将 Parquet/Avro GenericRecord 写入 JSON,同时维护 LogicalTypes
Writing Parquet/Avro GenericRecord to JSON while maintaining LogicalTypes
我正在尝试将一些包含 LogicalTypes 的 Parquet 记录写入 JSON。我通过 AvroParquetReader
执行此操作,这给了我一个 Avro GenericRecord
:
GenericData.get().addLogicalTypeConversion(new TimeConversions.TimeMillisConversion());
try (ParquetReader<GenericRecord> parquetReader =
AvroParquetReader.<GenericRecord>builder(new LocalInputFile(this.path))
.withDataModel(GenericData.get())
.build()) {
GenericRecord record = parquetReader.read();
record.toString();
}
record.toString()
产生:
{"universe_member_id": 94639, "member_from_dt": 2001-08-31T00:00:00Z, "member_to_dt": 2200-01-01T00:00:00Z}
请注意这是无效的 JSON - 日期已根据其 LogicalType
正确转换,但未被引号包围。
所以我尝试了 JsonEncoder
:
GenericData.get().addLogicalTypeConversion(new TimeConversions.TimeMillisConversion()); //etc
OutputStream stringOutputStream = new StringOutputStream();
try (ParquetReader<GenericRecord> parquetReader =
AvroParquetReader.<GenericRecord>builder(new LocalInputFile(this.path))

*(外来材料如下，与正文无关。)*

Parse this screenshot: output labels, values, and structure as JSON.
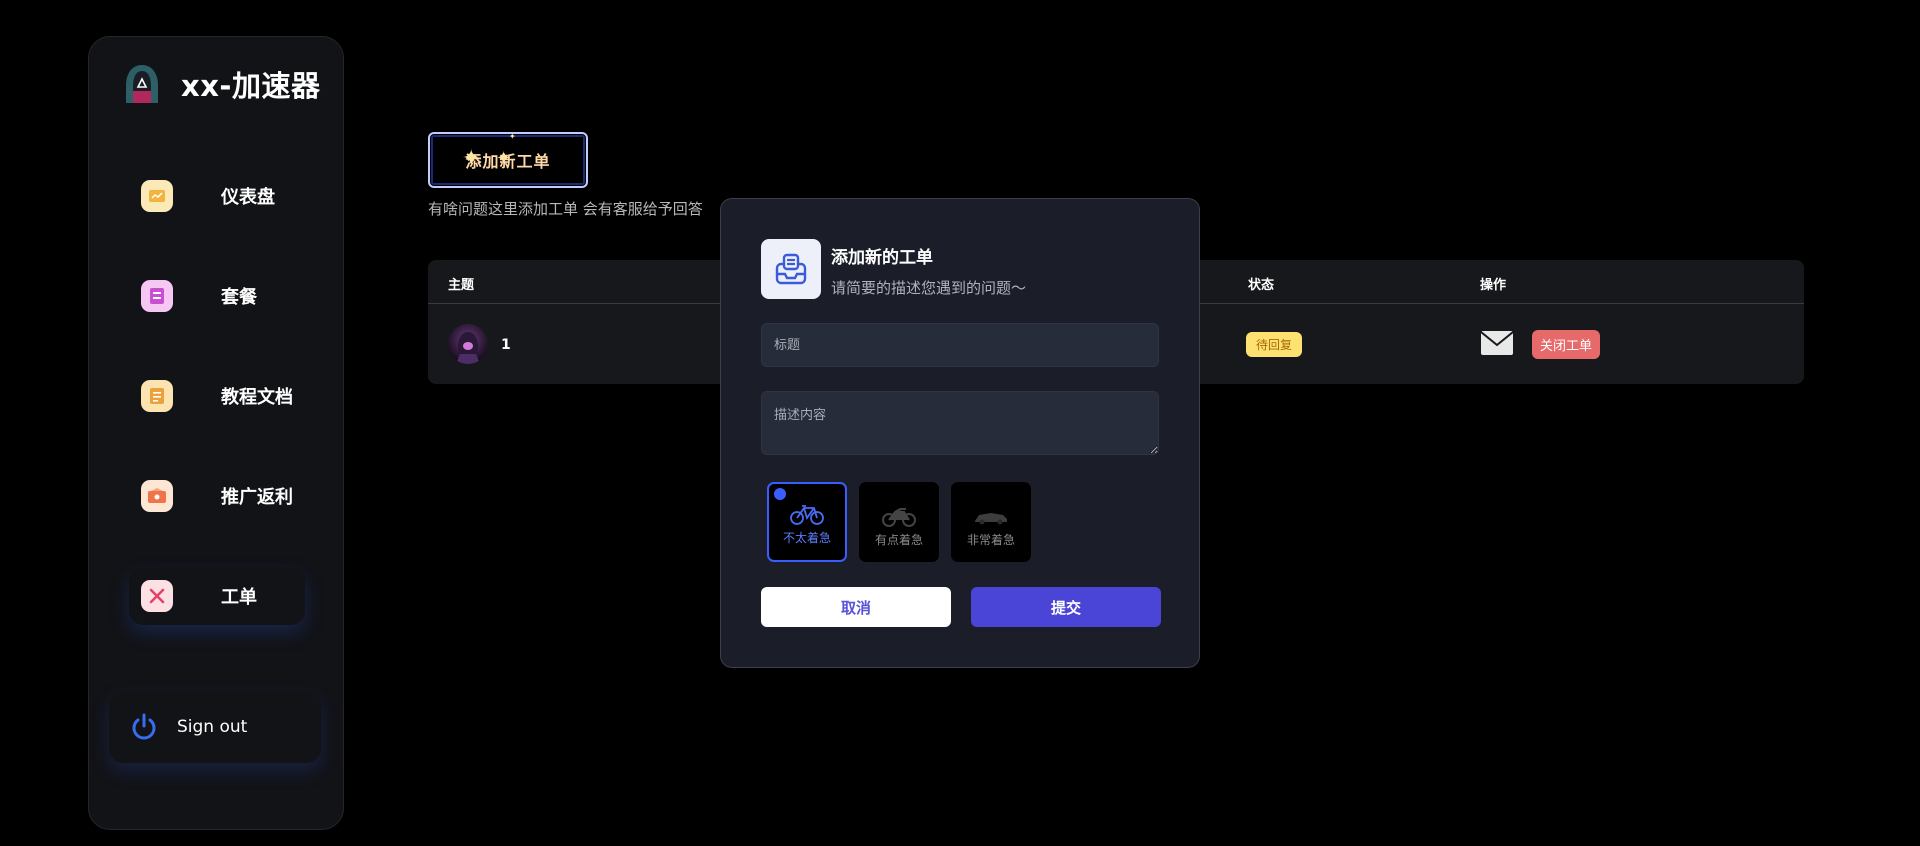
{
  "brand": {
    "title": "xx-加速器",
    "logo": "hooded-figure-logo"
  },
  "sidebar": {
    "items": [
      {
        "label": "仪表盘",
        "icon": "dashboard-icon",
        "color": "#fce9b8"
      },
      {
        "label": "套餐",
        "icon": "package-icon",
        "color": "#f6c7f2"
      },
      {
        "label": "教程文档",
        "icon": "document-icon",
        "color": "#fce3b0"
      },
      {
        "label": "推广返利",
        "icon": "promotion-icon",
        "color": "#fde6d3"
      },
      {
        "label": "工单",
        "icon": "tools-icon",
        "color": "#fde0e4",
        "active": true
      }
    ],
    "signout": {
      "label": "Sign out",
      "icon": "power-icon"
    }
  },
  "main": {
    "add_button": "添加新工单",
    "hint": "有啥问题这里添加工单 会有客服给予回答",
    "table": {
      "headers": {
        "subject": "主题",
        "status": "状态",
        "actions": "操作"
      },
      "rows": [
        {
          "subject": "1",
          "status": "待回复",
          "action": "关闭工单"
        }
      ]
    }
  },
  "modal": {
    "title": "添加新的工单",
    "subtitle": "请简要的描述您遇到的问题～",
    "title_placeholder": "标题",
    "desc_placeholder": "描述内容",
    "urgency": [
      {
        "label": "不太着急",
        "icon": "bicycle-icon",
        "selected": true
      },
      {
        "label": "有点着急",
        "icon": "motorcycle-icon",
        "selected": false
      },
      {
        "label": "非常着急",
        "icon": "race-car-icon",
        "selected": false
      }
    ],
    "cancel": "取消",
    "submit": "提交"
  },
  "colors": {
    "accent": "#4a45d6",
    "selected": "#3a5dff",
    "pending": "#fde272",
    "danger": "#e66a6a"
  }
}
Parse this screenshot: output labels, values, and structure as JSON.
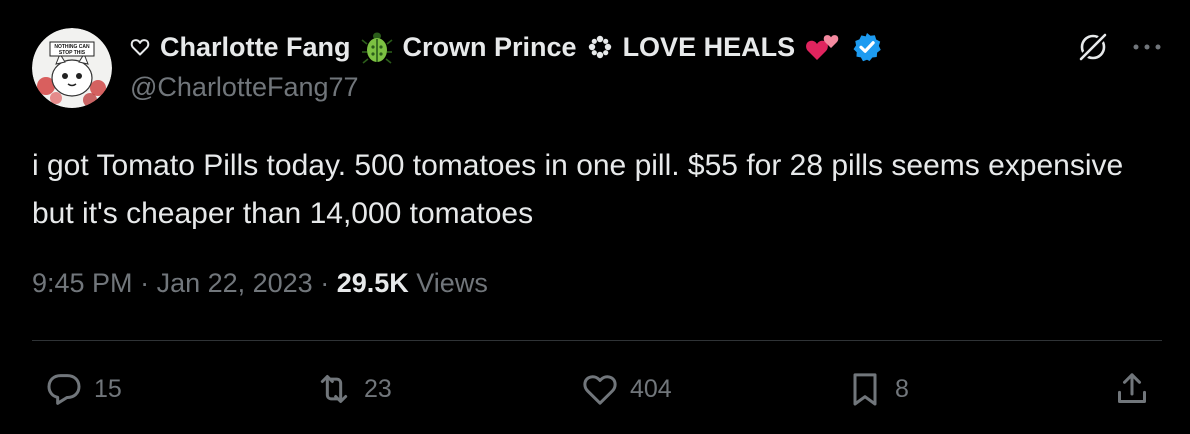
{
  "author": {
    "display_name_parts": [
      "Charlotte Fang",
      "Crown Prince",
      "LOVE HEALS"
    ],
    "handle": "@CharlotteFang77",
    "avatar_text_top": "NOTHING CAN",
    "avatar_text_bottom": "STOP THIS",
    "verified_color": "#1d9bf0"
  },
  "tweet": {
    "text": "i got Tomato Pills today. 500 tomatoes in one pill. $55 for 28 pills seems expensive but it's cheaper than 14,000 tomatoes",
    "time": "9:45 PM",
    "date": "Jan 22, 2023",
    "separator": " · ",
    "views_count": "29.5K",
    "views_label": "Views"
  },
  "stats": {
    "replies": "15",
    "reposts": "23",
    "likes": "404",
    "bookmarks": "8"
  },
  "icons": [
    "heart-outline-icon",
    "beetle-icon",
    "flower-icon",
    "sparkling-hearts-icon",
    "verified-badge-icon",
    "grok-icon",
    "more-icon",
    "reply-icon",
    "repost-icon",
    "like-icon",
    "bookmark-icon",
    "share-icon"
  ],
  "colors": {
    "background": "#000000",
    "text": "#e7e9ea",
    "secondary": "#71767b",
    "divider": "#2f3336"
  }
}
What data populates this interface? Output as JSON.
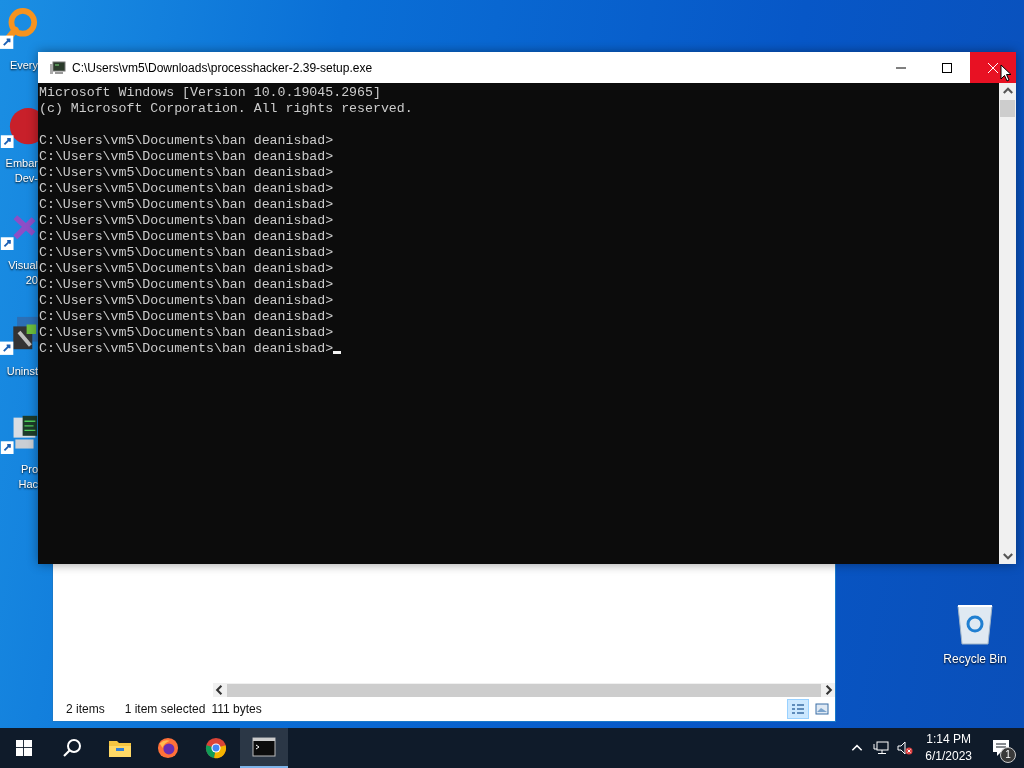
{
  "desktop_icons": [
    {
      "kind": "magnifier",
      "label_lines": [
        "Every"
      ]
    },
    {
      "kind": "dev-cpp",
      "label_lines": [
        "Embar",
        "Dev-"
      ]
    },
    {
      "kind": "visual-studio",
      "label_lines": [
        "Visual",
        "20"
      ]
    },
    {
      "kind": "uninstaller",
      "label_lines": [
        "Uninst"
      ]
    },
    {
      "kind": "process-hacker",
      "label_lines": [
        "Pro",
        "Hac"
      ]
    }
  ],
  "recycle_bin": {
    "label": "Recycle Bin"
  },
  "explorer_window": {
    "status_items": [
      "2 items",
      "1 item selected",
      "111 bytes"
    ],
    "view_buttons": [
      {
        "kind": "details",
        "selected": true
      },
      {
        "kind": "thumbnails",
        "selected": false
      }
    ]
  },
  "console_window": {
    "title": "C:\\Users\\vm5\\Downloads\\processhacker-2.39-setup.exe",
    "close_hovered": true,
    "header_lines": [
      "Microsoft Windows [Version 10.0.19045.2965]",
      "(c) Microsoft Corporation. All rights reserved."
    ],
    "prompt_lines": [
      "C:\\Users\\vm5\\Documents\\ban deanisbad>",
      "C:\\Users\\vm5\\Documents\\ban deanisbad>",
      "C:\\Users\\vm5\\Documents\\ban deanisbad>",
      "C:\\Users\\vm5\\Documents\\ban deanisbad>",
      "C:\\Users\\vm5\\Documents\\ban deanisbad>",
      "C:\\Users\\vm5\\Documents\\ban deanisbad>",
      "C:\\Users\\vm5\\Documents\\ban deanisbad>",
      "C:\\Users\\vm5\\Documents\\ban deanisbad>",
      "C:\\Users\\vm5\\Documents\\ban deanisbad>",
      "C:\\Users\\vm5\\Documents\\ban deanisbad>",
      "C:\\Users\\vm5\\Documents\\ban deanisbad>",
      "C:\\Users\\vm5\\Documents\\ban deanisbad>",
      "C:\\Users\\vm5\\Documents\\ban deanisbad>",
      "C:\\Users\\vm5\\Documents\\ban deanisbad>"
    ],
    "cursor_visible": true
  },
  "taskbar": {
    "apps": [
      {
        "kind": "file-explorer",
        "active": false
      },
      {
        "kind": "firefox",
        "active": false
      },
      {
        "kind": "chrome",
        "active": false
      },
      {
        "kind": "terminal",
        "active": true
      }
    ],
    "clock": {
      "time": "1:14 PM",
      "date": "6/1/2023"
    },
    "notification_count": "1"
  }
}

.withDataModel(GenericData.get())
.build()) {
GenericRecord record = parquetReader.read();
DatumWriter<GenericRecord> writer = new GenericDatumWriter<>(record.getSchema());
JsonEncoder encoder = EncoderFactory.get().jsonEncoder(record.getSchema(), stringOutputStream);
writer.write(record, encoder);
encoder.flush();
}
但这根本不会转换日期字段并将数据类型烘焙到每条记录中:
{"universe_member_id":{"long":94639},"member_from_dt":{"long":999216000000000},"member_to_dt":{"long":7258118400000000}}
我正在寻找的输出是:
{"universe_member_id": 94639, "member_from_dt": "2001-08-31T00:00:00Z", "member_to_dt": "2200-01-01T00:00:00Z"}
如何正确地将 GenericRecord
写入 JSON?
正如您所指出的,class GenericRecord
中的方法 toString()
将为您提供几乎有效的 JSON 表示。
正如您在 GenericData
class 的 source code 中所见,GenericData.Record
toString
方法仅调用 GenericData
toString(Object)
方法在其实现中。
如果您想要记录的有效 JSON 表示,您可以采用该代码,只需进行最少的修改,即可获得所需的信息。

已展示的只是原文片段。